A l'inverse, un éventuel assouplissement devrait être très limité au Royaume-Uni, selon le ministre de l'Environnement George Eustice. "Il n'y aura pas de changements spectaculaires du jour au lendemain", a-t-il dit, avant une annonce du Premier ministre Boris Johnson dimanche.

Et la Russie, longtemps épargnée mais qui connaît une forte hausse du nombre de cas, reste bouclée. Moscou a prolongé son confinement jusqu'au 31 mai, alors que plus de 10.000 nouvelles infections ont été enregistrées vendredi.

L'Iran, pays le plus touché du Moyen-Orient, a autorisé les fidèles à assister aux prières du vendredi pour la première fois en plus de deux mois dans plusieurs provinces, mais la capitale Téhéran reste soumise à des restrictions.

- Accusations américaines -

En Asie, la situation se normalise.

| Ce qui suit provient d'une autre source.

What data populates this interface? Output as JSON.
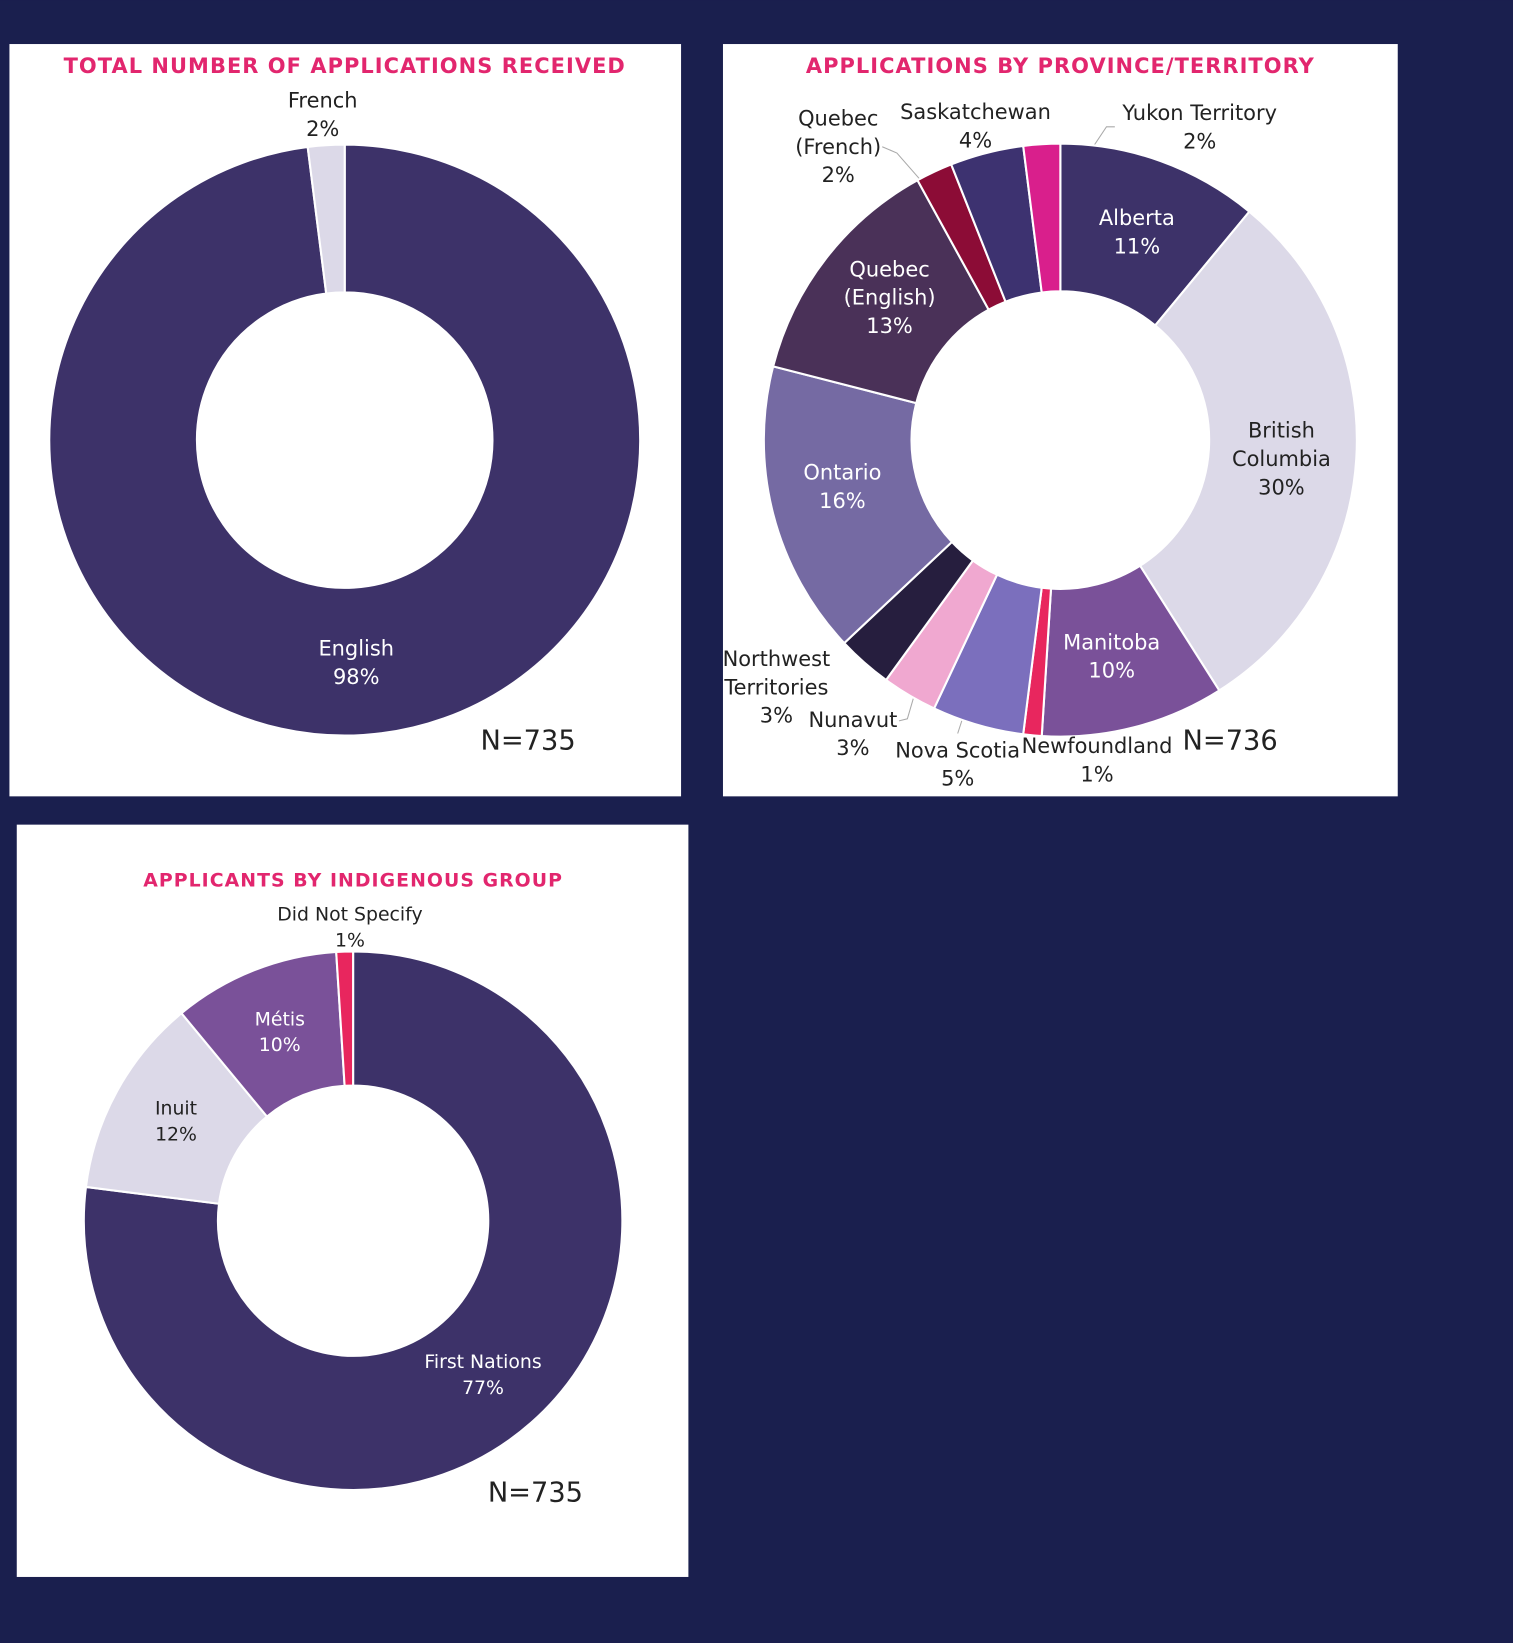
{
  "chart_data": [
    {
      "type": "donut",
      "title": "TOTAL NUMBER OF APPLICATIONS RECEIVED",
      "categories": [
        "English",
        "French"
      ],
      "values": [
        98,
        2
      ],
      "value_labels": [
        "98%",
        "2%"
      ],
      "colors": [
        "#3d3269",
        "#dcd9e8"
      ],
      "annotation": "N=735"
    },
    {
      "type": "donut",
      "title": "APPLICATIONS BY PROVINCE/TERRITORY",
      "categories": [
        "Alberta",
        "British Columbia",
        "Manitoba",
        "Newfoundland",
        "Nova Scotia",
        "Nunavut",
        "Northwest Territories",
        "Ontario",
        "Quebec (English)",
        "Quebec (French)",
        "Saskatchewan",
        "Yukon Territory"
      ],
      "values": [
        11,
        30,
        10,
        1,
        5,
        3,
        3,
        16,
        13,
        2,
        4,
        2
      ],
      "value_labels": [
        "11%",
        "30%",
        "10%",
        "1%",
        "5%",
        "3%",
        "3%",
        "16%",
        "13%",
        "2%",
        "4%",
        "2%"
      ],
      "colors": [
        "#3d3269",
        "#dcd9e8",
        "#7a5199",
        "#e8265e",
        "#7b6fbd",
        "#f0a8d0",
        "#261e3e",
        "#756aa3",
        "#4a3158",
        "#8c0c36",
        "#3d3270",
        "#d91f8c"
      ],
      "annotation": "N=736"
    },
    {
      "type": "donut",
      "title": "APPLICANTS BY INDIGENOUS GROUP",
      "categories": [
        "First Nations",
        "Inuit",
        "Métis",
        "Did Not Specify"
      ],
      "values": [
        77,
        12,
        10,
        1
      ],
      "value_labels": [
        "77%",
        "12%",
        "10%",
        "1%"
      ],
      "colors": [
        "#3d3269",
        "#dcd9e8",
        "#7a5199",
        "#e8265e"
      ],
      "annotation": "N=735"
    }
  ]
}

Bars, cinémas et clubs de gym ont rouvert leurs portes à Hong Kong. En Chine, les musées, cinémas, théâtres et installations sportives sont de nouveau autorisés. Le championnat de football a repris en Corée du sud, à huis-clos mais devant les télés.

De façon surprenante, la Chine a déclaré vendredi soutenir la création "après la fin de l'épidémie" d'une commission sous l'égide de l'Organisation mondiale de la santé (OMS) afin d'évaluer "la réponse mondiale" au Covid-19.

Cette évaluation, qui ne concernerait pas spécifiquement la Chine mais plutôt l'ensemble des pays du monde, devrait se faire de façon "ouverte, transparente et inclusive" et "au moment opportun", selon Pékin, objet de nombreuses critiques pour son manque présumé de transparence dans la gestion de la maladie.

Les Etats-Unis ont ainsi accusé la Chine et la Russie d'avoir "accéléré" leur coopération en matière de "propagande" et de "désinformation" pour défendre la réponse de Pékin face au coronavirus.